Since then, the Indian government has changed hands. The new administration, however, says it remains committed to the previous government's policy of pursuing peace with Pakistan.

Saturday and Sunday, senior officials from Islamabad and New Delhi will discuss ways to reduce the risk of a nuclear war in South Asia.

On arriving in New Delhi, the leader of the Pakistani delegation, Tariq Osman Hyder, expressed optimism.

"We feel the delegations of both countries have a responsibility, as responsible nuclear powers, to their own people," he said. "We have come here with a very positive spirit. We will be carrying positive suggestions."

India conducted nuclear weapons tests in 1998, prompting Pakistan to carry out its own tests. Months later, both countries held a dialogue on nuclear safety issues, but few agreements were implemented, as hostility grew between them.

Uday Bhaskar is deputy director of New Delhi's Institute for Defense Studies and Analysis. He says it is important for both sides to take practical steps to make sure a nuclear war is not started accidentally. "Countries that have nuclear weapons and missiles have an obligation, both to their own population, the region they are located in and to the entire global community to evolve confidence-building measures that would completely eliminate any possibility of misperception, misreading, any wrong interpretation of signals," he said.

Analysts say understanding each other's command and control system will be a key issue.

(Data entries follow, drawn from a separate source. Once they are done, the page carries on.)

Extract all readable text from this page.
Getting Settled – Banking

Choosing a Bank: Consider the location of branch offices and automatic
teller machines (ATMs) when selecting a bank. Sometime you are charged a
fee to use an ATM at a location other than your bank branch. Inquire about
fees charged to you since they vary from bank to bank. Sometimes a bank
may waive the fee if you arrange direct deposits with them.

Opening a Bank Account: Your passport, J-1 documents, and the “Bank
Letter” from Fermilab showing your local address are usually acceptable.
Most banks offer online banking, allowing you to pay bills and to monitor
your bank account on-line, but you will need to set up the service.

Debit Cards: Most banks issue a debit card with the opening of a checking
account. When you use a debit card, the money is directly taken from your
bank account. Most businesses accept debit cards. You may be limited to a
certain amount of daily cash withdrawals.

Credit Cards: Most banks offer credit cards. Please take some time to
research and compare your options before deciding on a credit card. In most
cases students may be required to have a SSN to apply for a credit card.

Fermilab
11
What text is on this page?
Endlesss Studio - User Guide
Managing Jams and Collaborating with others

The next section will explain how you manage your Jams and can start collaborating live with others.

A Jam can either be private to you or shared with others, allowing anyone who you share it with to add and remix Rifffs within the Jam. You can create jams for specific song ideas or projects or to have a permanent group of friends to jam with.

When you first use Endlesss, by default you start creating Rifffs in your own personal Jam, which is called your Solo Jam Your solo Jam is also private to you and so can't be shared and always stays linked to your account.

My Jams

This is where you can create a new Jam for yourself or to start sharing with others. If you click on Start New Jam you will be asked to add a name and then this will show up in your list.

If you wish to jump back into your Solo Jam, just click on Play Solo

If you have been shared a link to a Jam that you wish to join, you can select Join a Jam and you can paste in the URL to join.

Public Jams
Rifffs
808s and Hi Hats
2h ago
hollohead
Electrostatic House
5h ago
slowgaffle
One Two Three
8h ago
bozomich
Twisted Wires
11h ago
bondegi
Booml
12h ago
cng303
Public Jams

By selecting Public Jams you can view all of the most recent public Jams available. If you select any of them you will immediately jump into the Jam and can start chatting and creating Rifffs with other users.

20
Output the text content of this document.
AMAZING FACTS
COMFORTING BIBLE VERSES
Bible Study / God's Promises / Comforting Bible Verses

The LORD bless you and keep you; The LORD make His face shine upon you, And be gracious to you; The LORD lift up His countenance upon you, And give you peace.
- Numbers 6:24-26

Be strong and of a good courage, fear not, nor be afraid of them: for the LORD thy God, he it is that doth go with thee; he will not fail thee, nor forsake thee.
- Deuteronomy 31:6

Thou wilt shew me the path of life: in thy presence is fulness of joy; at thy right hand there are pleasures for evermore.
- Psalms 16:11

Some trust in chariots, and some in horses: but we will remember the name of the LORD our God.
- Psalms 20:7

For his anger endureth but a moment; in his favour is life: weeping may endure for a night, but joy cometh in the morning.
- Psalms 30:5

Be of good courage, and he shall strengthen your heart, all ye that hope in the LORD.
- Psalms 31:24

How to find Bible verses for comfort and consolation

The countries may also discuss setting up a hotline between their nuclear commands.

New Delhi has vowed not to use nuclear weapons as a first-strike option. Islamabad says it wants to retain the first-strike option because of India's superiority in conventional arms.

Many international observers describe South Asia as one of the world's most unstable regions. India and Pakistan have fought three wars, and came close to a fourth in 2002. The hostility between them stems from their dispute over Kashmir, the Himalayan territory that is divided between the two countries, but claimed by both.

The nuclear talks will set the tone for peace talks being held a week later in New Delhi between the two governments' foreign secretaries.